We were ordered to shelter in place, and it wasn’t hard to do, since everything was already shut down by this point in Florida. Short of drive through McDonald’s and the local grocery store, everything was closed – even the local parks.

Thousand Trails facilities were closed, and all their rentals suspended. Wearing masks still wasn’t mandatory but encouraged.

After two weeks of sheltering in place in Crystal River, we headed down to Peace River, where we had made reservations a month prior to our arrival.

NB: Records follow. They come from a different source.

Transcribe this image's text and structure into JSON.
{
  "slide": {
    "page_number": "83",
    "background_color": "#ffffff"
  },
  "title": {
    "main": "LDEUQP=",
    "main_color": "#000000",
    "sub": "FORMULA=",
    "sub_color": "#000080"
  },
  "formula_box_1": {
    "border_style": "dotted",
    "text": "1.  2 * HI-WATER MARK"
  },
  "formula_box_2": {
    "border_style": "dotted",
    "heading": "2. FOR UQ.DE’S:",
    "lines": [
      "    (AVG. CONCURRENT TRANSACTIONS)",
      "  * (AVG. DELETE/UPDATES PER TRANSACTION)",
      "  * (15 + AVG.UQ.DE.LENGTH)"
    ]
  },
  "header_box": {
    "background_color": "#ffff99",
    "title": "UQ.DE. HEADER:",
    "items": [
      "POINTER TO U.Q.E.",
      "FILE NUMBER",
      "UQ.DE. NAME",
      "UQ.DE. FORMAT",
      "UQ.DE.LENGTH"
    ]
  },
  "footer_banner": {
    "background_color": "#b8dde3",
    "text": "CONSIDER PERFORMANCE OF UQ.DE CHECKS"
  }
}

We got there about mid-morning and were promptly turned away. Their policy was not to admit any new campers, even with prior reservations. If you were there, great, if not, tough luck. No one from Thousand Trails contacted us about the cancellation, which really sucked.

There was, however, no point to argue about it at this point, so we turned around and got out of Florida.


We traveled through Georgia, South and North Carolina, staying and working in our Airstream mostly, or going for walks when the weather was nice.


We spend some time in North Carolina, which was slowly opening up. It was a huge relief to us and to people around us to see at least a small glimmer of hope for the local economy to be coming back to life.

After NC we traveled to Hershey, PA and then to Catskills, NY where everything started to look pretty good. Local restaurants and shops were opened for indoor dining and shopping, even under strict guidelines, which we of course always follow. Masks were mandatory in stores and while getting in and out of restaurants. We even stayed in a motel for a night. Everyone we ran into was extremely nice, friendly, and helpful.

Maine was a bit different – upon arrival to our campground where we were going to stay for a week, we were asked about our health and had to fill out a form stating that we were healthy, didn’t have any flu like symptoms: fever, cough, or experienced loss of taste or smell, which are all attributed to COVID19. We signed that we were healthy and that we would adhere to the local distancing rules.

In our campground, we had to sign up for specific times to use the pool or the laundry. For laundry, only one person at the time was allowed inside the laundry facility. At the pool, maximum of 15 people were allowed in the pool area with strict distancing rules.

We wore masks every time we went shopping or eating out and couldn’t bring reusable bags to grocery stores, which definitely bums me out. The amount of plastic that has been used and not reused during this pandemic is truly staggering. I understand that most places go by the rule ‘better safe than sorry’, but still…I hate to see all the plastic being churned out into the world.


As of right now, we are still happy and healthy. We ate out in the restaurants, pubs and cafes. We went through many, many drive-throughs (mainly McDonald’s when we travel). We shopped at many Walmart stores and local grocery stores. We even went to a local farmer’s market in Pennsylvania.

We don’t socialize with others much and don’t go out of our way to be part of a crowd, but we do normal stuff out in the ‘real world’ as much as possible.

I would say play it by the ear. If you can stay out of COVID19 hot zones, stay out. If you are already somewhere that is deemed a hot spot, try to stay safe. Wear a mask. Wear gloves.

But don’t get stuck inside. Take a walk, go out into nature, your local neighborhood park, anywhere where you can find a piece of calm and serenity for yourself. Take a deep breath of fresh air.

You don’t have to travel hundreds of miles to spend quality time alone or with your family. Rediscover your local area, your city, your state. Every state has something special and interesting to offer.